O barulho do telefone fez com que eu sobressaltasse, interrompendo a leitura. Corri para atendê-lo ainda com a folha em minhas mãos.

— Alô?

— Oi, Thomas!? — uma voz que me era vagamente familiar respondeu no outro lado da linha. Dava para perceber que se tratava de uma mulher idosa.

— Sim, ele mesmo. Quem é?

— É a Margarete, vizinha da sua mãe. Lembra de mim?

— Ah, claro. Lembro sim.

Uma pequena pausa foi dada antes que ela falasse novamente, como se estivesse organizando os pensamentos.

— Bem... não sei como falar isso e acho que não há nenhuma maneira certa de fazê-lo, então vou direto ao ponto.

— Sim?

— Sua mãe foi encontrada morta, agora há pouco.

— O quê?! — suor começou a escorrer pelo meu rosto e eu sentia que estava prestes a vomitar. A página em minha mão estava sendo amassada sem que eu percebesse.

— Olha, sinto muito. A polícia ainda está aqui e está investigando para descobrir o que aconteceu. Ao que parece ela foi morta na manhã ontem e ficou lá até hoje. Só descobrimos ela lá porque...

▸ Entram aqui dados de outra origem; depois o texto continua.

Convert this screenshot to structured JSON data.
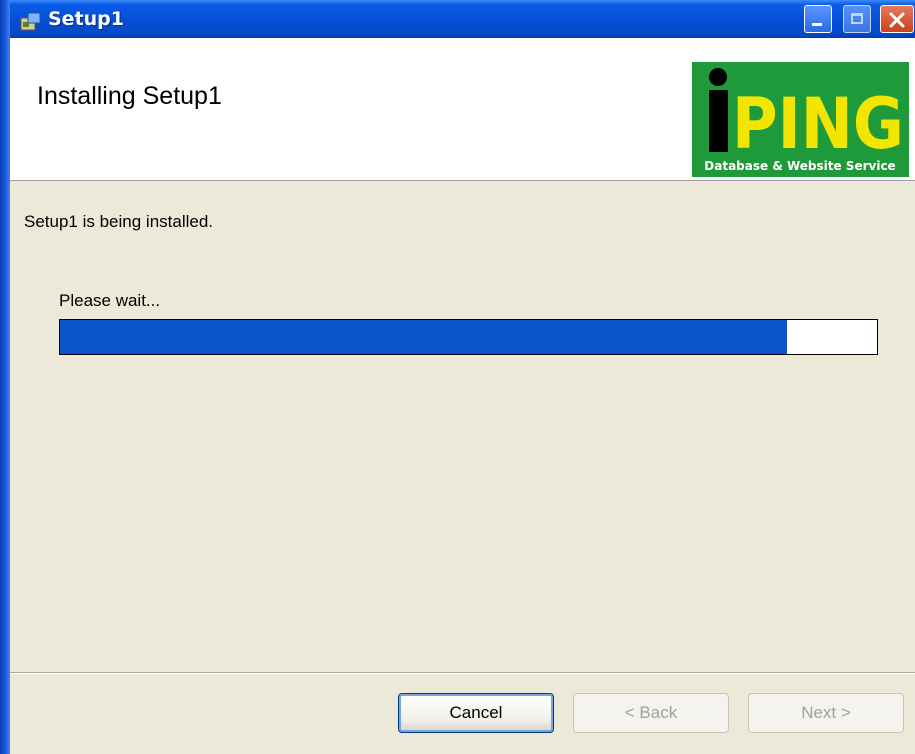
{
  "window": {
    "title": "Setup1",
    "minimize": "minimize",
    "maximize": "maximize",
    "close": "close"
  },
  "banner": {
    "heading": "Installing Setup1",
    "logo_text": "PING",
    "logo_tagline": "Database & Website Service"
  },
  "content": {
    "status": "Setup1 is being installed.",
    "wait": "Please wait...",
    "progress_fraction": 0.89
  },
  "buttons": {
    "cancel": "Cancel",
    "back": "< Back",
    "next": "Next >"
  },
  "colors": {
    "progress_fill": "#0a55cc",
    "logo_green": "#1f9a3a",
    "logo_yellow": "#f2e600"
  }
}
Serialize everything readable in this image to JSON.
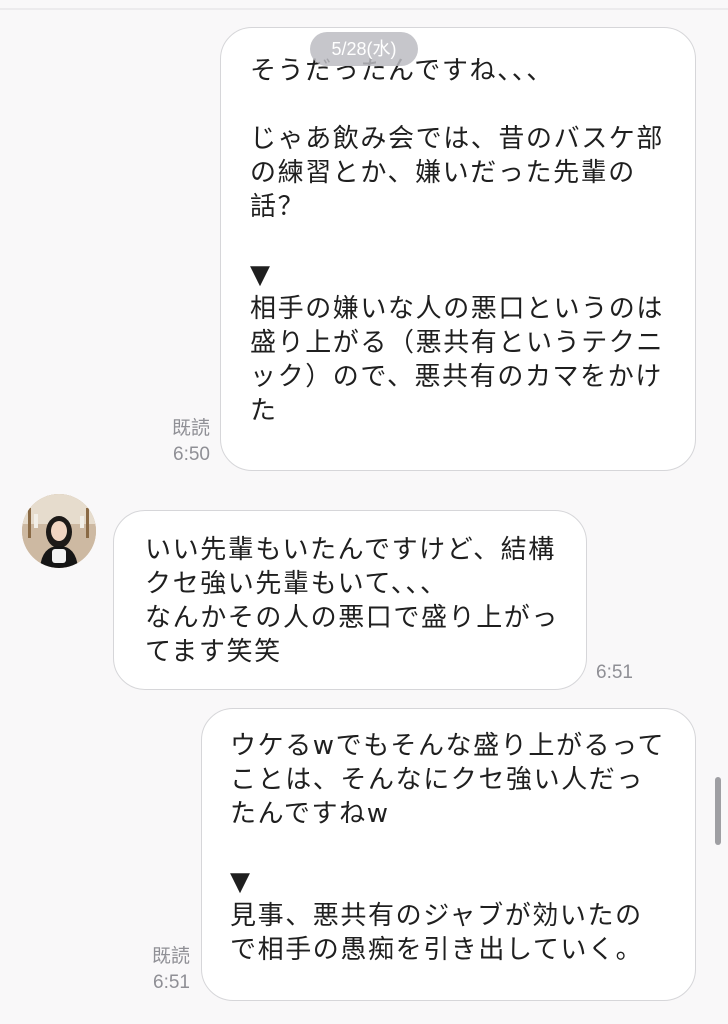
{
  "chat": {
    "date_label": "5/28(水)",
    "messages": [
      {
        "side": "outgoing",
        "text": "そうだったんですね、、、\n\nじゃあ飲み会では、昔のバスケ部\nの練習とか、嫌いだった先輩の\n話？\n\n▼\n相手の嫌いな人の悪口というのは\n盛り上がる（悪共有というテクニ\nック）ので、悪共有のカマをかけ\nた",
        "read": "既読",
        "time": "6:50"
      },
      {
        "side": "incoming",
        "text": "いい先輩もいたんですけど、結構\nクセ強い先輩もいて、、、\nなんかその人の悪口で盛り上がっ\nてます笑笑",
        "time": "6:51"
      },
      {
        "side": "outgoing",
        "text": "ウケるwでもそんな盛り上がるって\nことは、そんなにクセ強い人だっ\nたんですねw\n\n▼\n見事、悪共有のジャブが効いたの\nで相手の愚痴を引き出していく。",
        "read": "既読",
        "time": "6:51"
      }
    ]
  },
  "colors": {
    "background": "#f9f8f9",
    "bubble": "#ffffff",
    "bubble_border": "#d6d6d9",
    "meta_text": "#8f8f95",
    "date_pill": "#bcbcc2"
  }
}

Desliguei o telefone sem mais conseguir ouvir aquelas coisas. Minha cabeça girava e minha respiração estava ofegante. Terminei de amassar o papel em uma bolinha e a joguei contra a parede da sala. Me deixei cair de joelhos e depois deitei no chão gelado da sala sem saber o que fazer. Primeiro o Erick e agora descubro que minha mãe também estava morta. E agora era quase certeza de que aquilo tinha algo a ver com o diário e com o cara de roupas negras que estava no prédio abandonado. Tudo culpa da minha idiotice.

Um calafrio percorreu meu corpo ao mesmo tempo em que as peças se encaixavam em minha mente. Eu havia recebido a página do diário contando sobre o amigo novo que Thomas fizera pouco antes de Erick ser morto; e como Margarete disse, minha mãe foi morta na manhã de ontem, mais ou menos o horário em que eu lia sobre a mãe do garoto. Agora... Olhei para a bolinha de papel amassada. Julie. Corri para o telefone, as mãos tremendo ao discar o número da minha amada.

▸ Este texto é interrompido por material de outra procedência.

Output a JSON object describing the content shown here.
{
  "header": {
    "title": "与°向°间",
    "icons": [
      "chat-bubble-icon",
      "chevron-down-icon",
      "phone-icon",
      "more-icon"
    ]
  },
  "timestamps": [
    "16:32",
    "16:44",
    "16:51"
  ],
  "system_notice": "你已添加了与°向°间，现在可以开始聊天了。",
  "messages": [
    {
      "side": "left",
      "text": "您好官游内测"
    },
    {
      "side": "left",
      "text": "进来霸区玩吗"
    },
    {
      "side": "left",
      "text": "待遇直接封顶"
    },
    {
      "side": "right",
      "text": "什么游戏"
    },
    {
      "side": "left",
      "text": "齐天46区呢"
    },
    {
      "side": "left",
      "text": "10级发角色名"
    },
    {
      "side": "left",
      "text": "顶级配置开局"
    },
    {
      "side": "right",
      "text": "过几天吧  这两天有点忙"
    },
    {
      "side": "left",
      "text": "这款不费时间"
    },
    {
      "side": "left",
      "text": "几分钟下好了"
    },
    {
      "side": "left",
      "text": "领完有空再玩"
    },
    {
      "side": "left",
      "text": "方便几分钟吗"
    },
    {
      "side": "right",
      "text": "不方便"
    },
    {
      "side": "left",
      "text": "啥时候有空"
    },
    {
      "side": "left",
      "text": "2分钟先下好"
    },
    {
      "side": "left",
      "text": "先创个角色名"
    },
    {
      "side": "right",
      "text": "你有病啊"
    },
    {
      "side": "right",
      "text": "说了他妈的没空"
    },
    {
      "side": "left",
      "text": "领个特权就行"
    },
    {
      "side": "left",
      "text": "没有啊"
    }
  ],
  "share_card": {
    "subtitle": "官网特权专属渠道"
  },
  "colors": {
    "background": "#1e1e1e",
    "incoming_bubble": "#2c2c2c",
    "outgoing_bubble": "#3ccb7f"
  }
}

— Atende, Julie. E por favor, não esteja gritando de desespero, por favor...

— Alô? — suspirei aliviado ao ouvir a voz calma dela.

— Julie, você precisa vir aqui agora!

— Mas Thomas...

— AGORA! — gritei descontrolado, não conseguindo conter mais uma onda de lágrimas que varria meu rosto.

— Si... sim. Estou indo.

— Não desliga, vai falando comigo, por favor.

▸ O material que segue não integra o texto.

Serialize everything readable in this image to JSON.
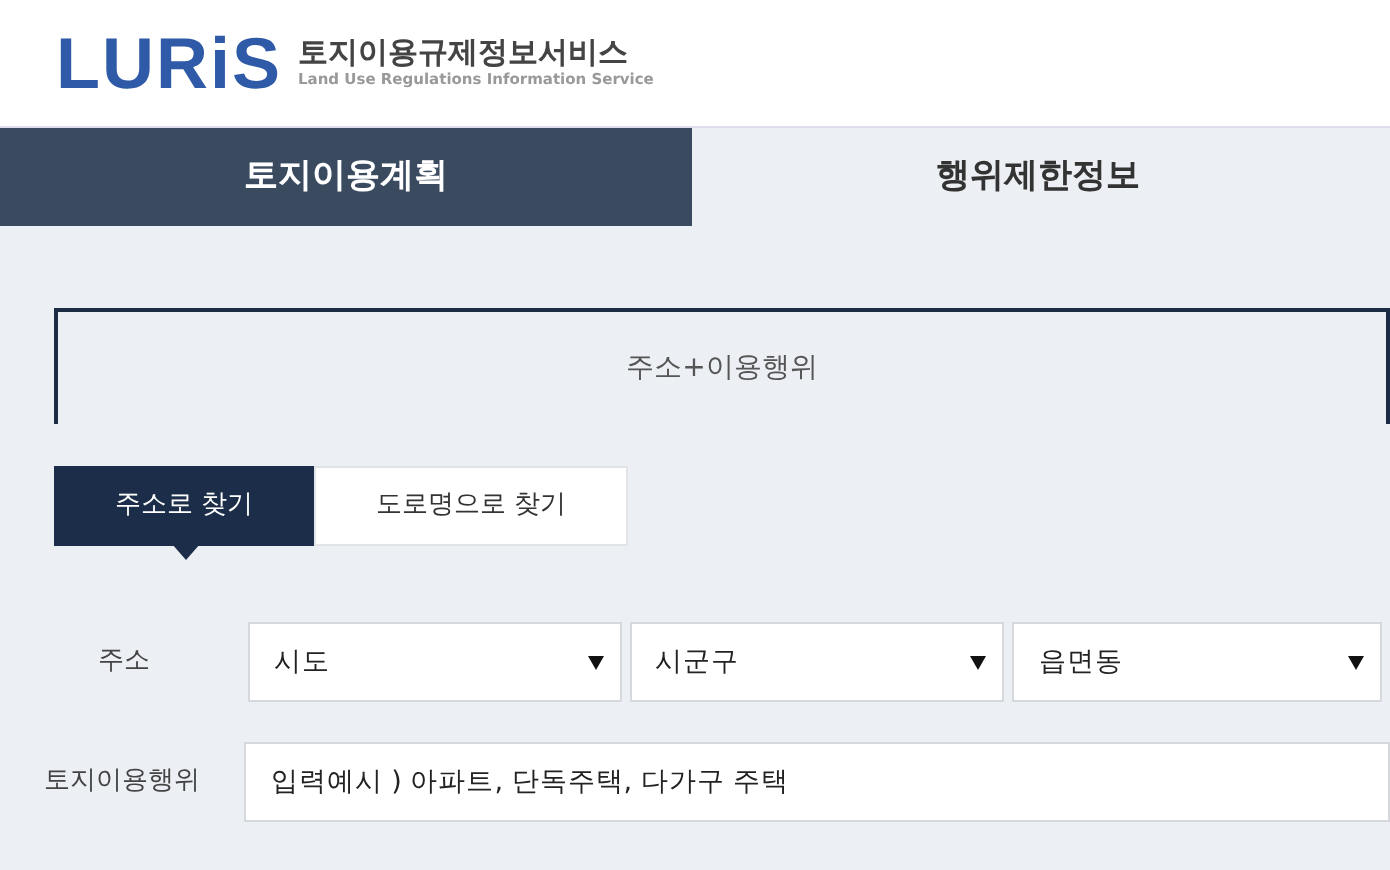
{
  "header": {
    "logo": "LURiS",
    "title": "토지이용규제정보서비스",
    "subtitle": "Land Use Regulations Information Service"
  },
  "main_tabs": [
    {
      "label": "토지이용계획",
      "selected": true
    },
    {
      "label": "행위제한정보",
      "selected": false
    }
  ],
  "section_title": "주소+이용행위",
  "search_tabs": [
    {
      "label": "주소로 찾기",
      "selected": true
    },
    {
      "label": "도로명으로 찾기",
      "selected": false
    }
  ],
  "address": {
    "label": "주소",
    "selects": [
      "시도",
      "시군구",
      "읍면동"
    ]
  },
  "land_use": {
    "label": "토지이용행위",
    "placeholder": "입력예시 ) 아파트, 단독주택, 다가구 주택"
  }
}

Ela me obedeceu. Falou de bobeiras quaisquer enquanto me ouvia soluçando e chorando do outro lado da linha, preocupada mas sabendo que era melhor chegar ao meu apartamento para depois saber o que havia acontecido. Os minutos passaram enquanto eu morria de medo de que a voz dela parasse ou algo de ruim acontecesse, mas já não chorava mais quando ela finalmente bateu em minha porta.

— Viu?! Já estou aqui.

Desliguei o telefone e corri para atendê-la. A levei até o quarto e segurei nos braços dela como se tivesse medo de que ela pudesse sumir a qualquer momento. Olhei fundo nos seus olhos e comecei a me acalmar, pensando em como começaria a contar aquelas últimas tragédias. Entretanto, o sorriso de pena que surgiu de repente em seu rosto me desconcentrou.

— Meu amor, eu te amo — proferiu numa voz doce — e vou estar te esperando, está bem? Não se preocupe, tudo vai dar certo.

Ela não deixou que eu respondesse, selando a minha boca com um beijo. Demorou alguns segundos para que eu me soltasse dela, estranhando a situação. Minhas costas se arrepiaram. Um passo firme se fez ouvir atrás de mim. Virei apenas em tempo de ver um borrão preto se movimentar rapidamente. Senti uma forte pancada em minha cabeça e cai inconsciente.